New Adjustment Sliders
The interface is redesigned. It's clean and easy to navigate. When you enter Edit mode, you have adjustment categories on the left side: Adjustments, Filters, and Cropping. When you click on a category, the tools appear on the right side. Click on Adjustments, for example, the the following tools are available:
- Black Point
- Noise Reduction
Next to each tool, there's an adjustable scale that allows you to apply the effect in the desired amount. With Auto, you can move the scale up and down to fine tune the appearance of the image. So it's no more "all or nothing" for Auto.
Having the additional adjustments are welcomed. I can perform many of the basic edits that I need in the Photos app, which wasn't the case before. And the quality of the adjustments are quite good.
A Few Missing Pieces
There are still a few missing pieces, however. I would love a Retouch brush for simple spot removal. I'm happy to have Vignette, but I wish I could control its shape as well as the amount applied. At the moment, it's just amount. And Apple has abandoned the B&W tools. I loved those.
There is some compensation for taking away the B&W panel by making the Filters amount adjustable.
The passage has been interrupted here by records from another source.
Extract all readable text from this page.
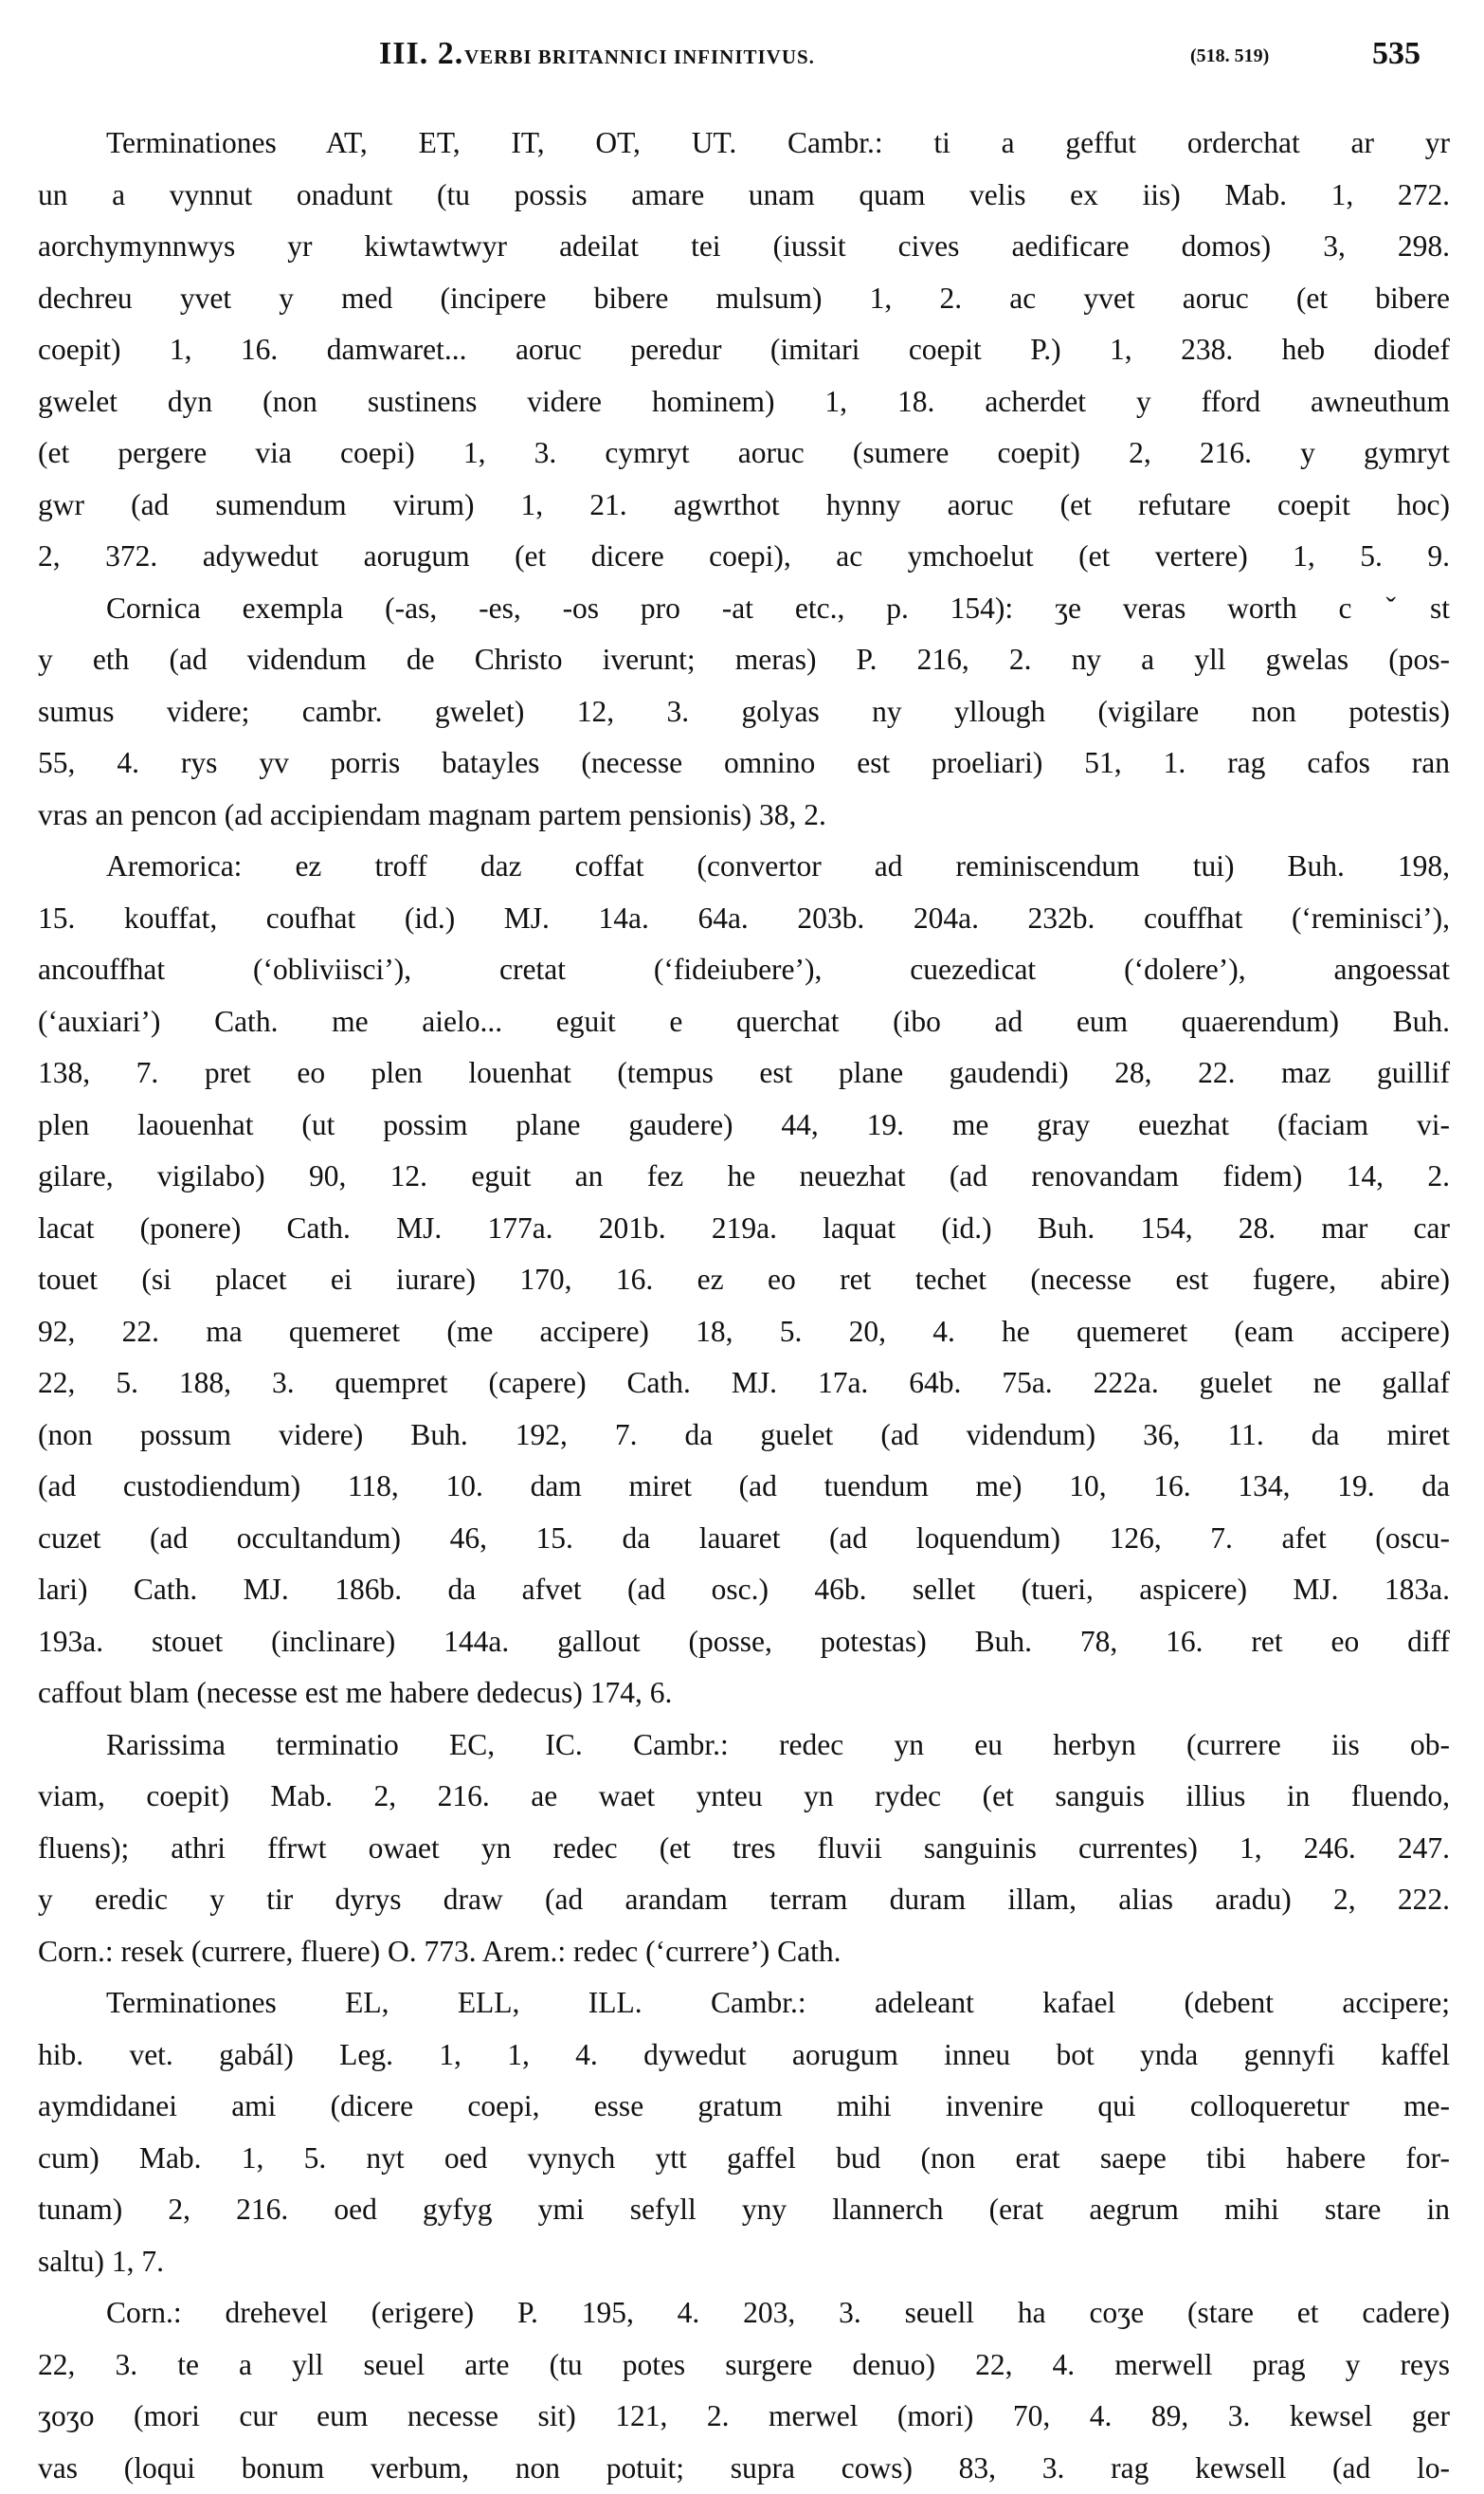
III. 2. VERBI BRITANNICI INFINITIVUS.	(518. 519)	535
Terminationes AT, ET, IT, OT, UT. Cambr.: ti a geffut orderchat ar yr
un a vynnut onadunt (tu possis amare unam quam velis ex iis) Mab. 1, 272.
aorchymynnwys yr kiwtawtwyr adeilat tei (iussit cives aedificare domos) 3, 298.
dechreu yvet y med (incipere bibere mulsum) 1, 2. ac yvet aoruc (et bibere
coepit) 1, 16. damwaret... aoruc peredur (imitari coepit P.) 1, 238. heb diodef
gwelet dyn (non sustinens videre hominem) 1, 18. acherdet y fford awneuthum
(et pergere via coepi) 1, 3. cymryt aoruc (sumere coepit) 2, 216. y gymryt
gwr (ad sumendum virum) 1, 21. agwrthot hynny aoruc (et refutare coepit hoc)
2, 372. adywedut aorugum (et dicere coepi), ac ymchoelut (et vertere) 1, 5. 9.
Cornica exempla (-as, -es, -os pro -at etc., p. 154): ʒe veras worth cˇst
y eth (ad videndum de Christo iverunt; meras) P. 216, 2. ny a yll gwelas (pos-
sumus videre; cambr. gwelet) 12, 3. golyas ny yllough (vigilare non potestis)
55, 4. rys yv porris batayles (necesse omnino est proeliari) 51, 1. rag cafos ran
vras an pencon (ad accipiendam magnam partem pensionis) 38, 2.
Aremorica: ez troff daz coffat (convertor ad reminiscendum tui) Buh. 198,
15. kouffat, coufhat (id.) MJ. 14a. 64a. 203b. 204a. 232b. couffhat (ʻreminisciʼ),
ancouffhat (ʻobliviisciʼ), cretat (ʻfideiubereʼ), cuezedicat (ʻdolereʼ), angoessat
(ʻauxiariʼ) Cath. me aielo... eguit e querchat (ibo ad eum quaerendum) Buh.
138, 7. pret eo plen louenhat (tempus est plane gaudendi) 28, 22. maz guillif
plen laouenhat (ut possim plane gaudere) 44, 19. me gray euezhat (faciam vi-
gilare, vigilabo) 90, 12. eguit an fez he neuezhat (ad renovandam fidem) 14, 2.
lacat (ponere) Cath. MJ. 177a. 201b. 219a. laquat (id.) Buh. 154, 28. mar car
touet (si placet ei iurare) 170, 16. ez eo ret techet (necesse est fugere, abire)
92, 22. ma quemeret (me accipere) 18, 5. 20, 4. he quemeret (eam accipere)
22, 5. 188, 3. quempret (capere) Cath. MJ. 17a. 64b. 75a. 222a. guelet ne gallaf
(non possum videre) Buh. 192, 7. da guelet (ad videndum) 36, 11. da miret
(ad custodiendum) 118, 10. dam miret (ad tuendum me) 10, 16. 134, 19. da
cuzet (ad occultandum) 46, 15. da lauaret (ad loquendum) 126, 7. afet (oscu-
lari) Cath. MJ. 186b. da afvet (ad osc.) 46b. sellet (tueri, aspicere) MJ. 183a.
193a. stouet (inclinare) 144a. gallout (posse, potestas) Buh. 78, 16. ret eo diff
caffout blam (necesse est me habere dedecus) 174, 6.
Rarissima terminatio EC, IC. Cambr.: redec yn eu herbyn (currere iis ob-
viam, coepit) Mab. 2, 216. ae waet ynteu yn rydec (et sanguis illius in fluendo,
fluens); athri ffrwt owaet yn redec (et tres fluvii sanguinis currentes) 1, 246. 247.
y eredic y tir dyrys draw (ad arandam terram duram illam, alias aradu) 2, 222.
Corn.: resek (currere, fluere) O. 773. Arem.: redec (ʻcurrereʼ) Cath.
Terminationes EL, ELL, ILL. Cambr.: adeleant kafael (debent accipere;
hib. vet. gabál) Leg. 1, 1, 4. dywedut aorugum inneu bot ynda gennyfi kaffel
aymdidanei ami (dicere coepi, esse gratum mihi invenire qui colloqueretur me-
cum) Mab. 1, 5. nyt oed vynych ytt gaffel bud (non erat saepe tibi habere for-
tunam) 2, 216. oed gyfyg ymi sefyll yny llannerch (erat aegrum mihi stare in
saltu) 1, 7.
Corn.: drehevel (erigere) P. 195, 4. 203, 3. seuell ha coʒe (stare et cadere)
22, 3. te a yll seuel arte (tu potes surgere denuo) 22, 4. merwell prag y reys
ʒoʒo (mori cur eum necesse sit) 121, 2. merwel (mori) 70, 4. 89, 3. kewsel ger
vas (loqui bonum verbum, non potuit; supra cows) 83, 3. rag kewsell (ad lo-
So I'm no longer stuck with just Mono, for example, I can apply the filter at different percentages. But it's still not the same as the excellent B&W panel that we once had. Gone are Intensity, Neutrals, Tone, and Grain. Maybe they will come back some day.
Beefed Up Cropping Tool
The Crop tool now supports vertical and horizontal transform tools. We have flip and rotate. And the Auto correct is now an option and isn't automatically applied.
Filters Are Now Adjustable
Apple didn't add any additional filters. But as I mentioned earlier, all of the existing ones are now adjustable from 0 percent to 100 percent. This definitely makes them more useful.
Edits Saved to iCloud
Once I tapped the Done button in Photos, my edited image was uploaded to iCloud and shared across my devices, including the Mac that is running Mojave. On the iPhone running iOS 13.1, I could see the individual edits in the Photos app. On the Mac, the picture had been enhanced, but no sliders we modified. I'm guessing that that will change with Catalina.
The new Photos app on iPadOS is a substantial improvement over its predecessor. I really like it now. And I hope Apple continues with its evolution.
I will cover more aspects of Photos and iPadOS in upcoming articles.